State of Music Streaming Services in 2017

Graham Gnall
Graham Gnall
Published in
4 min readJan 7, 2017

For me computers and the internet have always been primarily a way to discover, obtain and listen to music.

There are many platforms still trying to own this space. While Spotify has established itself as a winner of the streaming wars, Apple Music has quickly grabbed about half as many users and every other player has jumped into the game as well (save for Facebook and Microsoft).

I use and pay for several music services and am glad to see that there is differentiation in content, UX and feature sets that make it worth experimenting with each.

Here’s a breakdown of where each shines and comes up short. I’ve excluded Apple Music since I do not use iOS. In all cases except for Soundcloud, I’m using the premium or ads-free version because this is a hard requirement for me when listening to music.

Spotify

Strengths

Stellar and always improving UX.

Best organization for OCD collectors: library with multi-layered playlist folders.

Automated creation of recommended playlists: Release Rotation and 5 Daily Mixes. This delivery mechanism means you don’t have to go looking for recommendations — they are right there in your app waiting to be played.

The only service with a truly social listening component.

Weaknesses

Search sucks, especially on mobile.

No way to listen to your music files. There is a hacky way to move files from your computer to your phone, but not make them universally available.

Best for

Anything social. Dj’ing a party with friends, sharing tracks or albums, making collaborative playlists.

Google Music

Strengths

Excellent search (duh, google). Search will auto-suggest titles that may not have even been released yet to provide similar content.

Same library as Spotify as far as I can tell.

The best radio. When you start a radio station for a song you are already playing, the app will continue playing the song and initiate an excellent radio station. This is my go-to discover-similar flow. The caveat is that you need to have an input song/artist/album in mind.

Upload 50,000 of your own songs and listen to them on any device. This is the standout feature that makes me have to pay for this. I have lots of concert mp3s and ephemeral, internet releases that no longer exist on the web, and this is the only way to access them.

Weaknesses

Web app is clunky and slow compared to native and mobile apps.

Sharing is brutal. The only other person I know on the service is on my family plan and when we share links they sometimes go to the play store to buy the album. I will sometimes find something I want to share, pull it up in Spotify and share there.

Best for

Exploring a new genre or artist you just found out about. Preserving your otherwise lost mp3s.

Youtube

Strengths

Like Google Music, the recommendations are great. You can play a video and let the “related videos” auto-play for what seems like days.

Massive library of legitimately uploaded new singles, out of print obscure records and video footage.

Weaknesses

There is just too much content and you need input or a recently played video to find the next piece.

Like the others, it requires a paid subscription for ad-free playback, but also for background playing on your phone (without keeping it on the screen).
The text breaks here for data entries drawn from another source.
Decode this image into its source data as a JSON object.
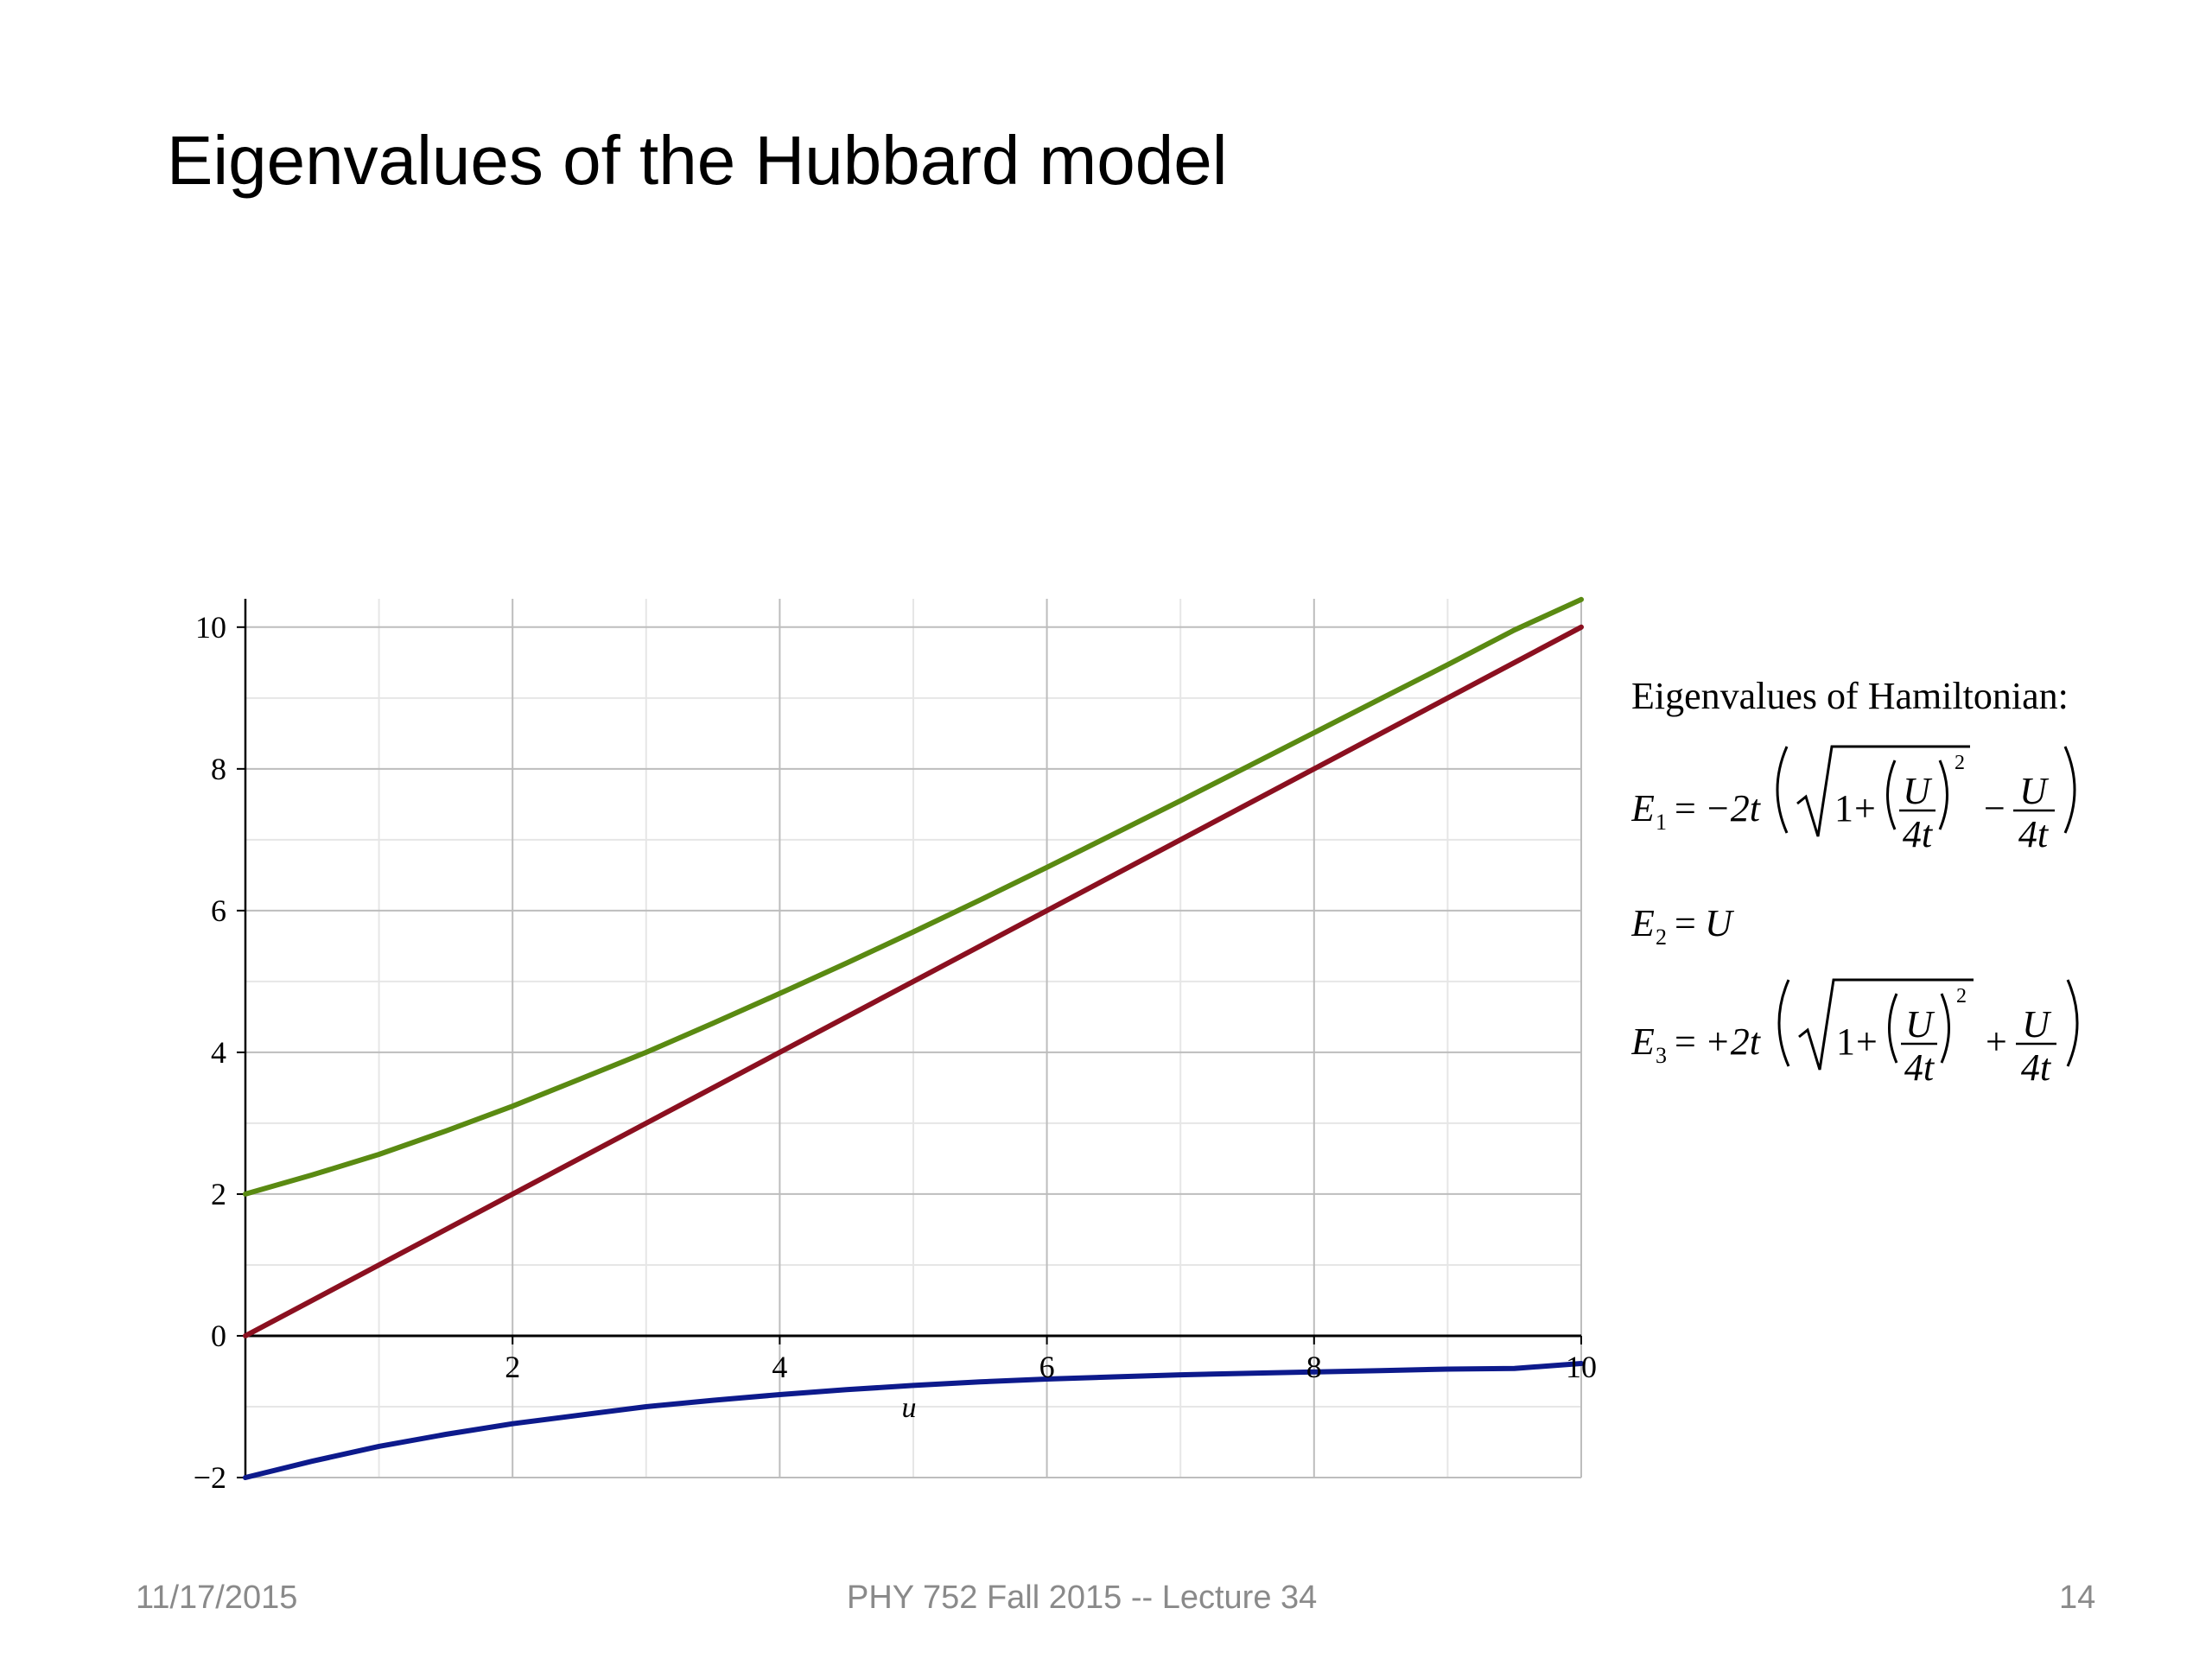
{
  "slide": {
    "title": "Eigenvalues of the Hubbard model",
    "footer_date": "11/17/2015",
    "footer_course": "PHY 752  Fall 2015 -- Lecture 34",
    "footer_page": "14"
  },
  "equations": {
    "header": "Eigenvalues of Hamiltonian:",
    "E1": {
      "lhs": "E",
      "sub": "1",
      "eq": "=",
      "coef": "−2t",
      "one": "1",
      "plus": "+",
      "U": "U",
      "four_t": "4t",
      "exp": "2",
      "op": "−"
    },
    "E2": {
      "lhs": "E",
      "sub": "2",
      "eq": "=",
      "rhs": "U"
    },
    "E3": {
      "lhs": "E",
      "sub": "3",
      "eq": "=",
      "coef": "+2t",
      "one": "1",
      "plus": "+",
      "U": "U",
      "four_t": "4t",
      "exp": "2",
      "op": "+"
    }
  },
  "chart_data": {
    "type": "line",
    "xlabel": "u",
    "ylabel": "",
    "xlim": [
      0,
      10
    ],
    "ylim": [
      -2,
      10.4
    ],
    "x_ticks": [
      2,
      4,
      6,
      8,
      10
    ],
    "x_tick_labels": [
      "2",
      "4",
      "6",
      "8",
      "10"
    ],
    "y_ticks": [
      -2,
      0,
      2,
      4,
      6,
      8,
      10
    ],
    "y_tick_labels": [
      "−2",
      "0",
      "2",
      "4",
      "6",
      "8",
      "10"
    ],
    "grid": true,
    "series": [
      {
        "color": "#5a8a12",
        "x": [
          0,
          0.5,
          1,
          1.5,
          2,
          2.5,
          3,
          3.5,
          4,
          4.5,
          5,
          5.5,
          6,
          6.5,
          7,
          7.5,
          8,
          8.5,
          9,
          9.5,
          10
        ],
        "values": [
          2.0,
          2.27,
          2.56,
          2.89,
          3.24,
          3.62,
          4.0,
          4.41,
          4.83,
          5.26,
          5.7,
          6.15,
          6.61,
          7.08,
          7.55,
          8.03,
          8.51,
          8.99,
          9.47,
          9.96,
          10.39
        ]
      },
      {
        "color": "#8b1020",
        "x": [
          0,
          10
        ],
        "values": [
          0,
          10
        ]
      },
      {
        "color": "#0d1a8c",
        "x": [
          0,
          0.5,
          1,
          1.5,
          2,
          2.5,
          3,
          3.5,
          4,
          4.5,
          5,
          5.5,
          6,
          6.5,
          7,
          7.5,
          8,
          8.5,
          9,
          9.5,
          10
        ],
        "values": [
          -2.0,
          -1.77,
          -1.56,
          -1.39,
          -1.24,
          -1.12,
          -1.0,
          -0.91,
          -0.83,
          -0.76,
          -0.7,
          -0.65,
          -0.61,
          -0.58,
          -0.55,
          -0.53,
          -0.51,
          -0.49,
          -0.47,
          -0.46,
          -0.39
        ]
      }
    ]
  }
}
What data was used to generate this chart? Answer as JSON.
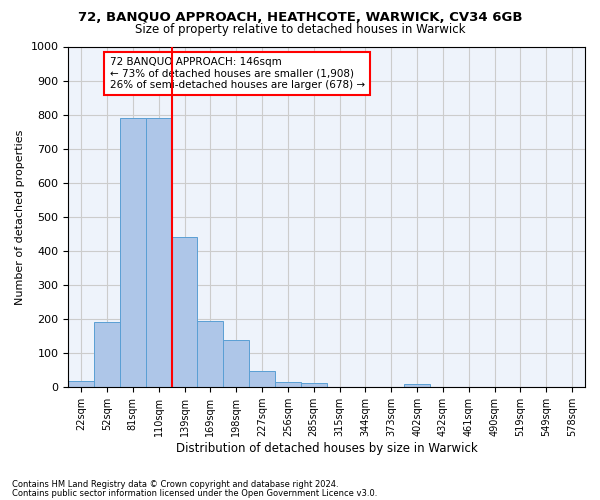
{
  "title1": "72, BANQUO APPROACH, HEATHCOTE, WARWICK, CV34 6GB",
  "title2": "Size of property relative to detached houses in Warwick",
  "xlabel": "Distribution of detached houses by size in Warwick",
  "ylabel": "Number of detached properties",
  "footnote1": "Contains HM Land Registry data © Crown copyright and database right 2024.",
  "footnote2": "Contains public sector information licensed under the Open Government Licence v3.0.",
  "annotation_line1": "72 BANQUO APPROACH: 146sqm",
  "annotation_line2": "← 73% of detached houses are smaller (1,908)",
  "annotation_line3": "26% of semi-detached houses are larger (678) →",
  "bar_values": [
    18,
    190,
    790,
    790,
    440,
    195,
    140,
    48,
    15,
    12,
    0,
    0,
    0,
    10,
    0,
    0,
    0,
    0,
    0,
    0
  ],
  "categories": [
    "22sqm",
    "52sqm",
    "81sqm",
    "110sqm",
    "139sqm",
    "169sqm",
    "198sqm",
    "227sqm",
    "256sqm",
    "285sqm",
    "315sqm",
    "344sqm",
    "373sqm",
    "402sqm",
    "432sqm",
    "461sqm",
    "490sqm",
    "519sqm",
    "549sqm",
    "578sqm"
  ],
  "bar_color": "#aec6e8",
  "bar_edgecolor": "#5a9fd4",
  "vline_color": "red",
  "ylim": [
    0,
    1000
  ],
  "yticks": [
    0,
    100,
    200,
    300,
    400,
    500,
    600,
    700,
    800,
    900,
    1000
  ],
  "grid_color": "#cccccc",
  "bg_color": "#eef3fb",
  "fig_bg_color": "#ffffff"
}
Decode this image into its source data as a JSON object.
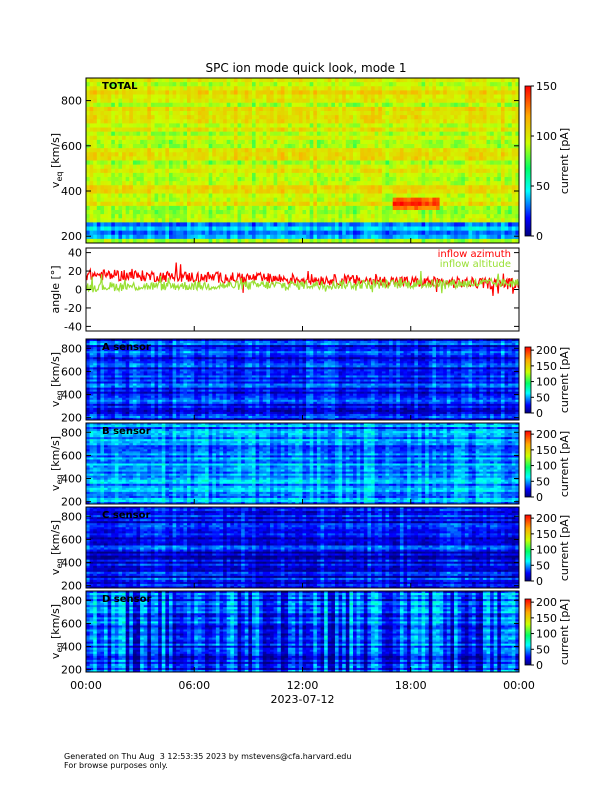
{
  "chart_data": {
    "type": "heatmap",
    "title": "SPC ion mode quick look, mode 1",
    "x_axis": {
      "tick_labels": [
        "00:00",
        "06:00",
        "12:00",
        "18:00",
        "00:00"
      ],
      "label": "2023-07-12",
      "range_hours": [
        0,
        24
      ]
    },
    "panels": [
      {
        "name": "total",
        "type": "heatmap",
        "label": "TOTAL",
        "ylabel": "v",
        "ylabel_sub": "eq",
        "yunits": "[km/s]",
        "yrange": [
          170,
          900
        ],
        "yticks": [
          200,
          400,
          600,
          800
        ],
        "colorbar": {
          "range": [
            0,
            150
          ],
          "ticks": [
            0,
            50,
            100,
            150
          ],
          "label": "current [pA]"
        },
        "background_level": 95,
        "features": [
          {
            "description_level": "low speed stripes",
            "v_range": [
              180,
              260
            ],
            "level": 30
          },
          {
            "v_range": [
              310,
              370
            ],
            "t_range_hours": [
              17,
              19.5
            ],
            "level": 135
          }
        ]
      },
      {
        "name": "angle",
        "type": "line",
        "ylabel": "angle [°]",
        "yrange": [
          -45,
          45
        ],
        "yticks": [
          -40,
          -20,
          0,
          20,
          40
        ],
        "series": [
          {
            "name": "inflow azimuth",
            "color": "#ff0000",
            "mean_start": 16,
            "mean_end": 6,
            "spread": 6
          },
          {
            "name": "inflow altitude",
            "color": "#99e033",
            "mean_start": 3,
            "mean_end": 7,
            "spread": 5
          }
        ]
      },
      {
        "name": "A",
        "type": "heatmap",
        "label": "A sensor",
        "ylabel": "v",
        "ylabel_sub": "eq",
        "yunits": "[km/s]",
        "yrange": [
          180,
          880
        ],
        "yticks": [
          200,
          400,
          600,
          800
        ],
        "colorbar": {
          "range": [
            0,
            210
          ],
          "ticks": [
            0,
            50,
            100,
            150,
            200
          ],
          "label": "current [pA]"
        },
        "background_level": 30
      },
      {
        "name": "B",
        "type": "heatmap",
        "label": "B sensor",
        "ylabel": "v",
        "ylabel_sub": "eq",
        "yunits": "[km/s]",
        "yrange": [
          180,
          880
        ],
        "yticks": [
          200,
          400,
          600,
          800
        ],
        "colorbar": {
          "range": [
            0,
            210
          ],
          "ticks": [
            0,
            50,
            100,
            150,
            200
          ],
          "label": "current [pA]"
        },
        "background_level": 45
      },
      {
        "name": "C",
        "type": "heatmap",
        "label": "C sensor",
        "ylabel": "v",
        "ylabel_sub": "eq",
        "yunits": "[km/s]",
        "yrange": [
          180,
          880
        ],
        "yticks": [
          200,
          400,
          600,
          800
        ],
        "colorbar": {
          "range": [
            0,
            210
          ],
          "ticks": [
            0,
            50,
            100,
            150,
            200
          ],
          "label": "current [pA]"
        },
        "background_level": 25
      },
      {
        "name": "D",
        "type": "heatmap",
        "label": "D sensor",
        "ylabel": "v",
        "ylabel_sub": "eq",
        "yunits": "[km/s]",
        "yrange": [
          180,
          880
        ],
        "yticks": [
          200,
          400,
          600,
          800
        ],
        "colorbar": {
          "range": [
            0,
            210
          ],
          "ticks": [
            0,
            50,
            100,
            150,
            200
          ],
          "label": "current [pA]"
        },
        "background_level": 35
      }
    ]
  },
  "footer": {
    "line1": "Generated on Thu Aug  3 12:53:35 2023 by mstevens@cfa.harvard.edu",
    "line2": "For browse purposes only."
  }
}
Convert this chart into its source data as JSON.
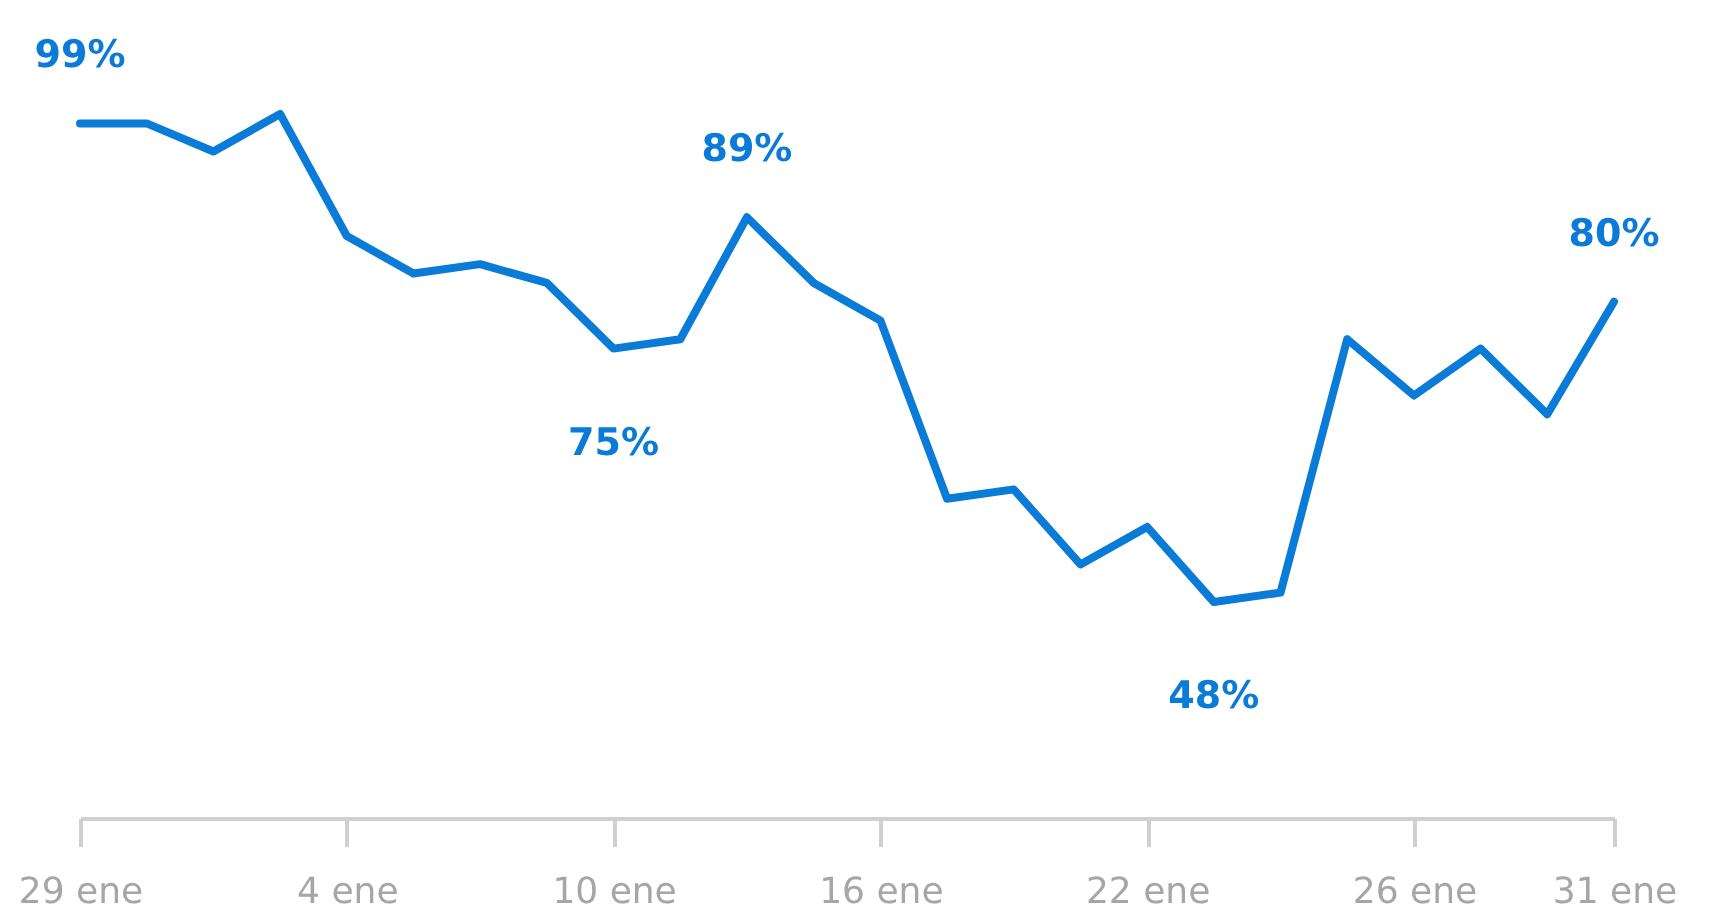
{
  "chart_data": {
    "type": "line",
    "categories": [
      "29 ene",
      null,
      null,
      null,
      "4 ene",
      null,
      null,
      null,
      "10 ene",
      null,
      null,
      null,
      "16 ene",
      null,
      null,
      null,
      "22 ene",
      null,
      null,
      null,
      "26 ene",
      null,
      null,
      "31 ene"
    ],
    "series": [
      {
        "color": "#0a7bd6",
        "values": [
          99,
          99,
          96,
          100,
          87,
          83,
          84,
          82,
          75,
          76,
          89,
          82,
          78,
          59,
          60,
          52,
          56,
          48,
          49,
          76,
          70,
          75,
          68,
          80
        ],
        "value_labels": [
          "99%",
          null,
          null,
          null,
          null,
          null,
          null,
          null,
          "75%",
          null,
          "89%",
          null,
          null,
          null,
          null,
          null,
          null,
          "48%",
          null,
          null,
          null,
          null,
          null,
          "80%"
        ]
      }
    ],
    "tick_labels": "x",
    "grid": false,
    "marker": "none",
    "line_style": "solid"
  }
}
This means there’s no good way to test Youtube as a music player without upgrading.

The Youtube Music app for Android is confusing and doesn’t work as well as the regular app. Not sure why it exists if I can background play music from the original app.

Best for

Concert footage, music videos and out of print records.

Amazon Prime Music

Strengths

Decent web app that’s quicker than Google Music.

Upload your own music.

Weaknesses

Upload your own music is limited to 50 songs. The rest will count towards cloud storage subscriptions.

Generic playlists. I recently got: “Top Pop Songs of 2014” and “50 Great 70s Rock Songs”. Ugh.

Best for

Nothing I can think of.

Soundcloud

Strengths

Unique content: dj sets, genres made up on the spot.

Radio and recommended content is great.

Listening history is super useful.

Strong social element: reposting and commenting.

Weaknesses

Like Twitter, needs careful curation. My feed is unplayable due to disparate genres and lengths.

Streaming underperforms the other services.

Album teasers suck, especially in feed.

Best for

Partying or listening to last night’s dj set.

Bandcamp

Strengths

Exclusive collection that is not available on streaming.

Thriving community of artists, critics/listeners, and staff members.

Browsing by genre, staff picks or charts.

Brings back the digital collection you can buy once and access anywhere.

While all can be streamed there are also options for physical or digital lossless.

Weaknesses

Web player is OK. Since you typically browse albums as separate tabs, it would be great to have a unified player like Soundcloud.

No casting option.

Not for mass appeal.

Best for

Internet “crate” digging on a saturday morning.